US 12,254,422 B2
Systems and methods for data correlation and artifact matching in identity management artificial intelligence systems
Mohamed M. Badawy, Round Rock, TX (US); Rajat Kabra, Austin, TX (US); and Jostine Fei Ho, Austin, TX (US)
Assigned to SAILPOINT TECHNOLOGIES, INC., Wilmington, DE (US)
Filed by SailPoint Technologies, Inc., Wilmington, DE (US)
Filed on Mar. 8, 2024, as Appl. No. 18/600,241.
Application 18/600,241 is a continuation of application No. 17/891,639, filed on Aug. 19, 2022, granted, now 11,966,858.
Application 17/891,639 is a continuation of application No. 16/814,291, filed on Mar. 10, 2020, granted, now 11,461,677, issued on Oct. 4, 2022.
Prior Publication US 2024/0211782 A1, Jun. 27, 2024
This patent is subject to a terminal disclaimer.
Int. Cl.
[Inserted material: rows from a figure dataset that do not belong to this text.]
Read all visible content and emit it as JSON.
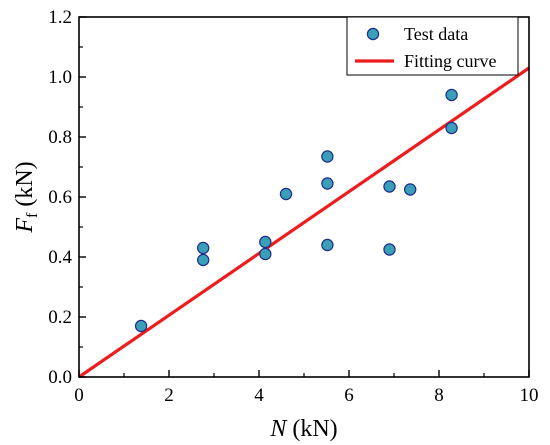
{
  "chart_data": {
    "type": "scatter",
    "title": "",
    "xlabel": {
      "main": "N",
      "unit": " (kN)"
    },
    "ylabel": {
      "main": "F",
      "sub": "f",
      "unit": " (kN)"
    },
    "xlim": [
      0,
      10
    ],
    "ylim": [
      0,
      1.2
    ],
    "x_ticks": [
      0,
      2,
      4,
      6,
      8,
      10
    ],
    "y_ticks": [
      0.0,
      0.2,
      0.4,
      0.6,
      0.8,
      1.0,
      1.2
    ],
    "x_tick_labels": [
      "0",
      "2",
      "4",
      "6",
      "8",
      "10"
    ],
    "y_tick_labels": [
      "0.0",
      "0.2",
      "0.4",
      "0.6",
      "0.8",
      "1.0",
      "1.2"
    ],
    "grid": false,
    "legend_position": "top-right",
    "series": [
      {
        "name": "Test data",
        "kind": "scatter",
        "marker_color": "#3a9fb8",
        "edge_color": "#1f2f8a",
        "points": [
          {
            "x": 1.38,
            "y": 0.17
          },
          {
            "x": 2.76,
            "y": 0.43
          },
          {
            "x": 2.76,
            "y": 0.39
          },
          {
            "x": 4.14,
            "y": 0.45
          },
          {
            "x": 4.14,
            "y": 0.41
          },
          {
            "x": 4.6,
            "y": 0.61
          },
          {
            "x": 5.52,
            "y": 0.735
          },
          {
            "x": 5.52,
            "y": 0.645
          },
          {
            "x": 5.52,
            "y": 0.44
          },
          {
            "x": 6.9,
            "y": 0.635
          },
          {
            "x": 6.9,
            "y": 0.425
          },
          {
            "x": 7.36,
            "y": 0.625
          },
          {
            "x": 8.28,
            "y": 0.94
          },
          {
            "x": 8.28,
            "y": 0.83
          }
        ]
      },
      {
        "name": "Fitting curve",
        "kind": "line",
        "color": "#ee1c1c",
        "points": [
          {
            "x": 0,
            "y": 0
          },
          {
            "x": 10,
            "y": 1.03
          }
        ]
      }
    ]
  }
}
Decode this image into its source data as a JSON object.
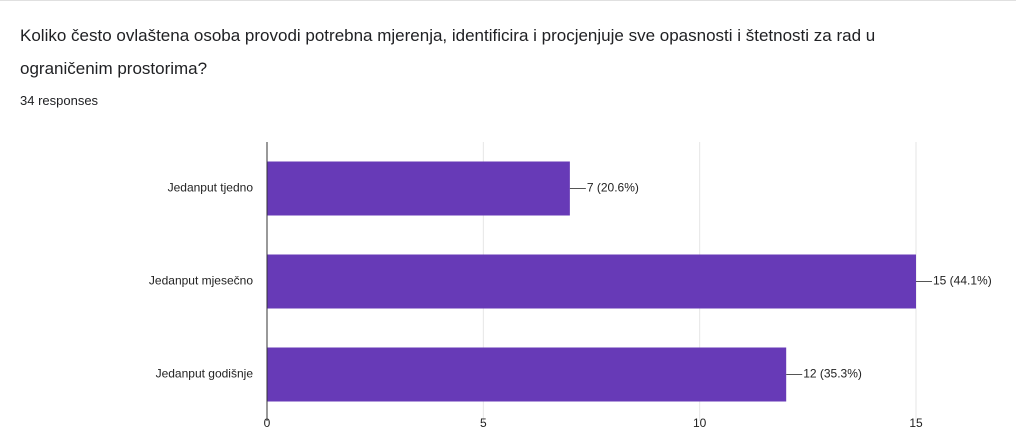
{
  "chart_data": {
    "type": "bar",
    "orientation": "horizontal",
    "title": "Koliko često ovlaštena osoba provodi potrebna mjerenja, identificira i procjenjuje sve opasnosti i štetnosti za rad u ograničenim prostorima?",
    "subtitle": "34 responses",
    "categories": [
      "Jedanput tjedno",
      "Jedanput mjesečno",
      "Jedanput godišnje"
    ],
    "values": [
      7,
      15,
      12
    ],
    "value_labels": [
      "7 (20.6%)",
      "15 (44.1%)",
      "12 (35.3%)"
    ],
    "color": "#673ab7",
    "xlim": [
      0,
      15
    ],
    "xticks": [
      0,
      5,
      10,
      15
    ],
    "grid": true
  }
}
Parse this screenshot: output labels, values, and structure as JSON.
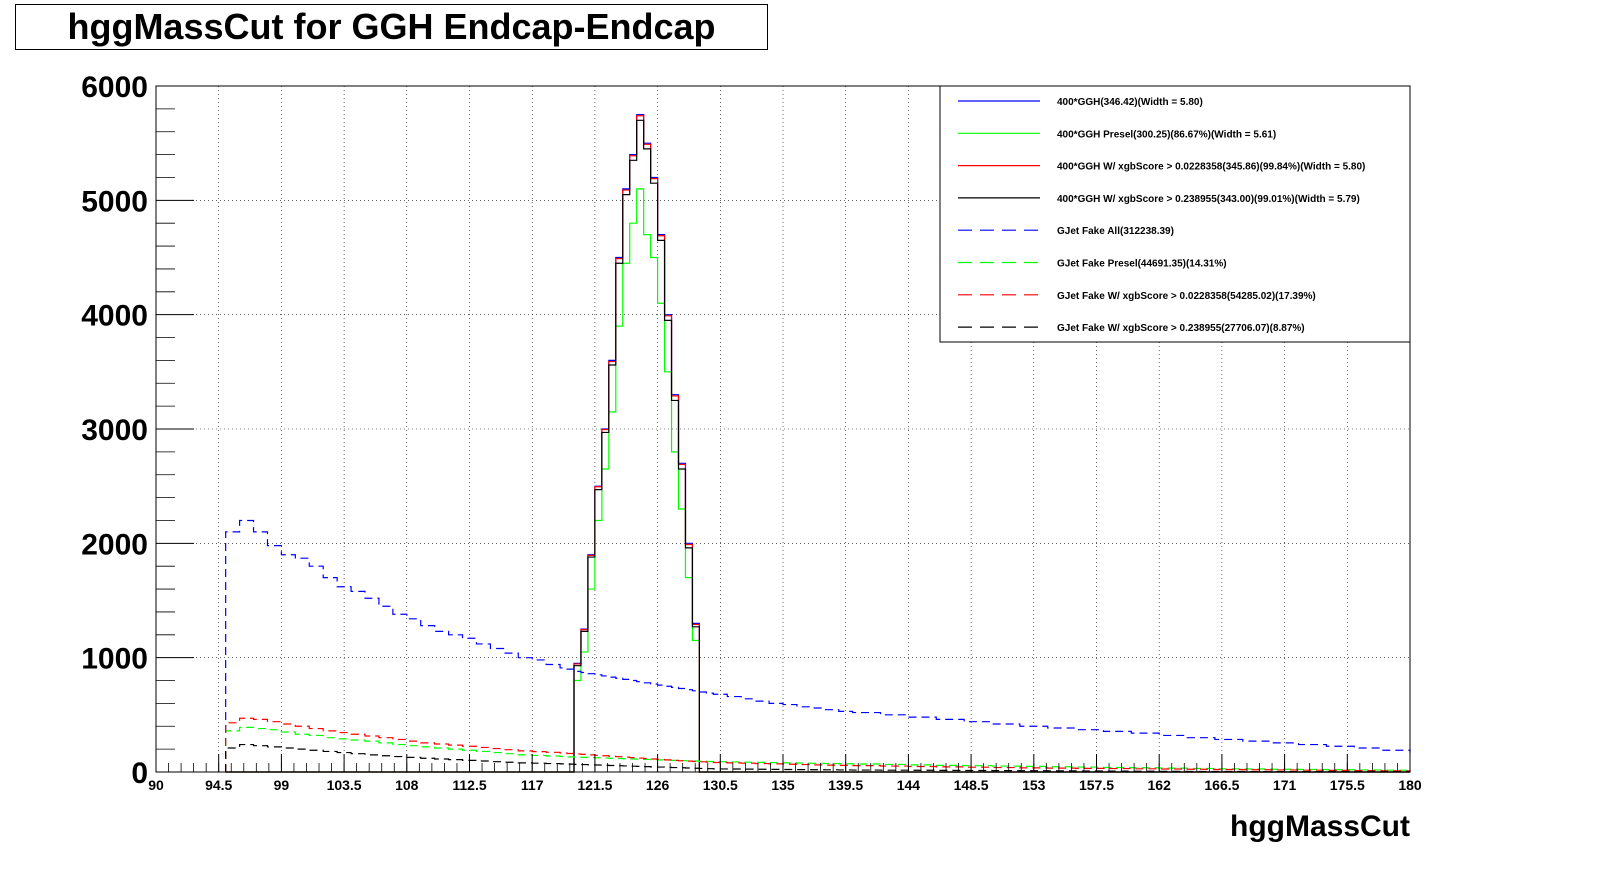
{
  "title": "hggMassCut for GGH Endcap-Endcap",
  "chart_data": {
    "type": "line",
    "title": "hggMassCut for GGH Endcap-Endcap",
    "xlabel": "hggMassCut",
    "ylabel": "",
    "xlim": [
      90,
      180
    ],
    "ylim": [
      0,
      6000
    ],
    "grid": true,
    "legend_position": "top-right",
    "x_tick_labels": [
      "90",
      "94.5",
      "99",
      "103.5",
      "108",
      "112.5",
      "117",
      "121.5",
      "126",
      "130.5",
      "135",
      "139.5",
      "144",
      "148.5",
      "153",
      "157.5",
      "162",
      "166.5",
      "171",
      "175.5",
      "180"
    ],
    "y_tick_labels": [
      "0",
      "1000",
      "2000",
      "3000",
      "4000",
      "5000",
      "6000"
    ],
    "x": [
      95,
      96,
      97,
      98,
      99,
      100,
      101,
      102,
      103,
      104,
      105,
      106,
      107,
      108,
      109,
      110,
      111,
      112,
      113,
      114,
      115,
      116,
      117,
      118,
      119,
      119.5,
      120,
      120.5,
      121,
      121.5,
      122,
      122.5,
      123,
      123.5,
      124,
      124.5,
      125,
      125.5,
      126,
      126.5,
      127,
      127.5,
      128,
      128.5,
      129,
      129.5,
      130,
      131,
      132,
      133,
      134,
      135,
      136,
      137,
      138,
      139,
      140,
      142,
      144,
      146,
      148,
      150,
      152,
      154,
      156,
      158,
      160,
      162,
      164,
      166,
      168,
      170,
      172,
      174,
      176,
      178,
      180
    ],
    "series": [
      {
        "name": "400*GGH(346.42)(Width = 5.80)",
        "color": "#0000ff",
        "dash": "solid",
        "values": [
          0,
          0,
          0,
          0,
          0,
          0,
          0,
          0,
          0,
          0,
          0,
          0,
          0,
          0,
          0,
          0,
          0,
          0,
          0,
          0,
          0,
          0,
          0,
          0,
          0,
          0,
          950,
          1250,
          1900,
          2500,
          3000,
          3600,
          4500,
          5100,
          5400,
          5750,
          5500,
          5200,
          4700,
          4000,
          3300,
          2700,
          2000,
          1300,
          0,
          0,
          0,
          0,
          0,
          0,
          0,
          0,
          0,
          0,
          0,
          0,
          0,
          0,
          0,
          0,
          0,
          0,
          0,
          0,
          0,
          0,
          0,
          0,
          0,
          0,
          0,
          0,
          0,
          0,
          0,
          0,
          0
        ]
      },
      {
        "name": "400*GGH Presel(300.25)(86.67%)(Width = 5.61)",
        "color": "#00ff00",
        "dash": "solid",
        "values": [
          0,
          0,
          0,
          0,
          0,
          0,
          0,
          0,
          0,
          0,
          0,
          0,
          0,
          0,
          0,
          0,
          0,
          0,
          0,
          0,
          0,
          0,
          0,
          0,
          0,
          0,
          800,
          1050,
          1600,
          2200,
          2650,
          3150,
          3900,
          4450,
          4800,
          5100,
          4700,
          4500,
          4100,
          3500,
          2800,
          2300,
          1700,
          1150,
          0,
          0,
          0,
          0,
          0,
          0,
          0,
          0,
          0,
          0,
          0,
          0,
          0,
          0,
          0,
          0,
          0,
          0,
          0,
          0,
          0,
          0,
          0,
          0,
          0,
          0,
          0,
          0,
          0,
          0,
          0,
          0,
          0
        ]
      },
      {
        "name": "400*GGH W/ xgbScore > 0.0228358(345.86)(99.84%)(Width = 5.80)",
        "color": "#ff0000",
        "dash": "solid",
        "values": [
          0,
          0,
          0,
          0,
          0,
          0,
          0,
          0,
          0,
          0,
          0,
          0,
          0,
          0,
          0,
          0,
          0,
          0,
          0,
          0,
          0,
          0,
          0,
          0,
          0,
          0,
          945,
          1245,
          1895,
          2495,
          2995,
          3590,
          4490,
          5090,
          5390,
          5740,
          5490,
          5190,
          4690,
          3990,
          3290,
          2690,
          1990,
          1290,
          0,
          0,
          0,
          0,
          0,
          0,
          0,
          0,
          0,
          0,
          0,
          0,
          0,
          0,
          0,
          0,
          0,
          0,
          0,
          0,
          0,
          0,
          0,
          0,
          0,
          0,
          0,
          0,
          0,
          0,
          0,
          0,
          0
        ]
      },
      {
        "name": "400*GGH W/ xgbScore > 0.238955(343.00)(99.01%)(Width = 5.79)",
        "color": "#000000",
        "dash": "solid",
        "values": [
          0,
          0,
          0,
          0,
          0,
          0,
          0,
          0,
          0,
          0,
          0,
          0,
          0,
          0,
          0,
          0,
          0,
          0,
          0,
          0,
          0,
          0,
          0,
          0,
          0,
          0,
          930,
          1230,
          1880,
          2470,
          2970,
          3560,
          4450,
          5050,
          5350,
          5700,
          5450,
          5150,
          4650,
          3950,
          3250,
          2650,
          1960,
          1270,
          0,
          0,
          0,
          0,
          0,
          0,
          0,
          0,
          0,
          0,
          0,
          0,
          0,
          0,
          0,
          0,
          0,
          0,
          0,
          0,
          0,
          0,
          0,
          0,
          0,
          0,
          0,
          0,
          0,
          0,
          0,
          0,
          0
        ]
      },
      {
        "name": "GJet Fake All(312238.39)",
        "color": "#0000ff",
        "dash": "dashed",
        "values": [
          2100,
          2200,
          2100,
          1980,
          1900,
          1870,
          1800,
          1700,
          1620,
          1580,
          1520,
          1450,
          1380,
          1340,
          1280,
          1230,
          1200,
          1170,
          1120,
          1080,
          1040,
          1000,
          980,
          940,
          910,
          900,
          880,
          870,
          860,
          850,
          840,
          830,
          820,
          810,
          800,
          790,
          780,
          770,
          760,
          750,
          740,
          730,
          720,
          710,
          700,
          690,
          680,
          660,
          640,
          620,
          600,
          590,
          570,
          560,
          545,
          530,
          520,
          500,
          480,
          460,
          440,
          420,
          400,
          385,
          370,
          355,
          340,
          320,
          300,
          285,
          270,
          255,
          240,
          225,
          210,
          190,
          170
        ]
      },
      {
        "name": "GJet Fake Presel(44691.35)(14.31%)",
        "color": "#00ff00",
        "dash": "dashed",
        "values": [
          360,
          390,
          380,
          370,
          350,
          330,
          320,
          300,
          290,
          280,
          270,
          255,
          240,
          230,
          220,
          210,
          200,
          190,
          180,
          170,
          160,
          150,
          145,
          140,
          135,
          132,
          130,
          128,
          126,
          124,
          122,
          120,
          118,
          116,
          114,
          112,
          110,
          108,
          106,
          104,
          102,
          100,
          98,
          96,
          94,
          92,
          90,
          88,
          86,
          84,
          82,
          80,
          78,
          76,
          74,
          72,
          70,
          66,
          62,
          58,
          55,
          52,
          49,
          46,
          43,
          40,
          37,
          34,
          31,
          28,
          26,
          24,
          22,
          20,
          18,
          16,
          14
        ]
      },
      {
        "name": "GJet Fake W/ xgbScore > 0.0228358(54285.02)(17.39%)",
        "color": "#ff0000",
        "dash": "dashed",
        "values": [
          430,
          470,
          460,
          440,
          420,
          400,
          380,
          360,
          345,
          330,
          315,
          300,
          285,
          270,
          255,
          245,
          235,
          225,
          215,
          205,
          195,
          185,
          178,
          172,
          166,
          162,
          158,
          154,
          150,
          146,
          142,
          138,
          134,
          130,
          126,
          122,
          118,
          114,
          110,
          106,
          102,
          98,
          95,
          92,
          89,
          86,
          83,
          80,
          77,
          74,
          71,
          68,
          65,
          62,
          60,
          58,
          56,
          52,
          48,
          45,
          42,
          39,
          36,
          34,
          32,
          30,
          28,
          26,
          24,
          22,
          20,
          18,
          16,
          14,
          12,
          10,
          8
        ]
      },
      {
        "name": "GJet Fake W/ xgbScore > 0.238955(27706.07)(8.87%)",
        "color": "#000000",
        "dash": "dashed",
        "values": [
          210,
          240,
          230,
          220,
          210,
          200,
          190,
          180,
          170,
          160,
          150,
          142,
          135,
          128,
          120,
          114,
          108,
          102,
          96,
          90,
          85,
          80,
          77,
          74,
          71,
          69,
          67,
          65,
          63,
          61,
          59,
          57,
          55,
          53,
          51,
          49,
          47,
          45,
          43,
          41,
          39,
          37,
          35,
          33,
          31,
          29,
          27,
          26,
          25,
          24,
          23,
          22,
          21,
          20,
          19,
          18,
          17,
          16,
          15,
          14,
          13,
          12,
          11,
          10,
          9,
          8,
          7,
          6,
          5,
          5,
          4,
          4,
          3,
          3,
          2,
          2,
          1
        ]
      }
    ]
  }
}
H04L 9/40 (2022.01); G06F 16/23 (2019.01); G06F 21/34 (2013.01); G06F 21/45 (2013.01); G06N 5/04 (2023.01); G06N 20/00 (2019.01)
CPC G06N 5/04 (2013.01) [G06F 16/2379 (2019.01); G06F 21/34 (2013.01); G06F 21/45 (2013.01); G06N 20/00 (2019.01); H04L 63/0815 (2013.01)] 21 Claims
OG exemplary drawing
 
1. An identity management system, comprising:
a processor;
a non-transitory, computer-readable storage medium, including computer instructions for:
obtaining identity management data associated with a plurality of source systems, the identity management data comprising data on a set of identity management artifacts, wherein the plurality of source systems include a non-authoritative data source and an authoritative data source and the identity management data comprises account data associated with accounts from the non-authoritative data source and identity data on identities associated with the authoritative data source;
determining a first set of identifiers associated with data of the non-authoritative data source;
determining a second set of identifiers associated with data of the authoritative data source;
forming a set of feature pairs specific to the non-authoritative data source and the authoritative data source wherein each feature pair of the set of feature pairs comprises a first identifier from the first set of identifiers and a second identifier from the second set of identifiers and the set of feature pairs are formed by correlating the first set of identifiers with the second set of identifiers;
generating feature values for each of the feature pairs for a set of account-identity pairs, where each account-identity pair comprises a first account of the accounts of the account data associated with the non-authoritative data source and a first identity of the identities of the identity data associated with the authoritative data source, and generating a feature value for a feature pair is based on a first value associated with the first identifier of the feature pair associated with the first account and a second value for the second identifier of the feature pair associated with the first identity; and
generating predictions for one or more account-identity pairs using a machine learning model (ML), wherein a prediction for an account-identity pair is based on the feature values associated with that account-identity pair, wherein when a prediction is over a threshold for the account-identity pair the account of the account-identify pair is associated with the identity of the account-identity pair.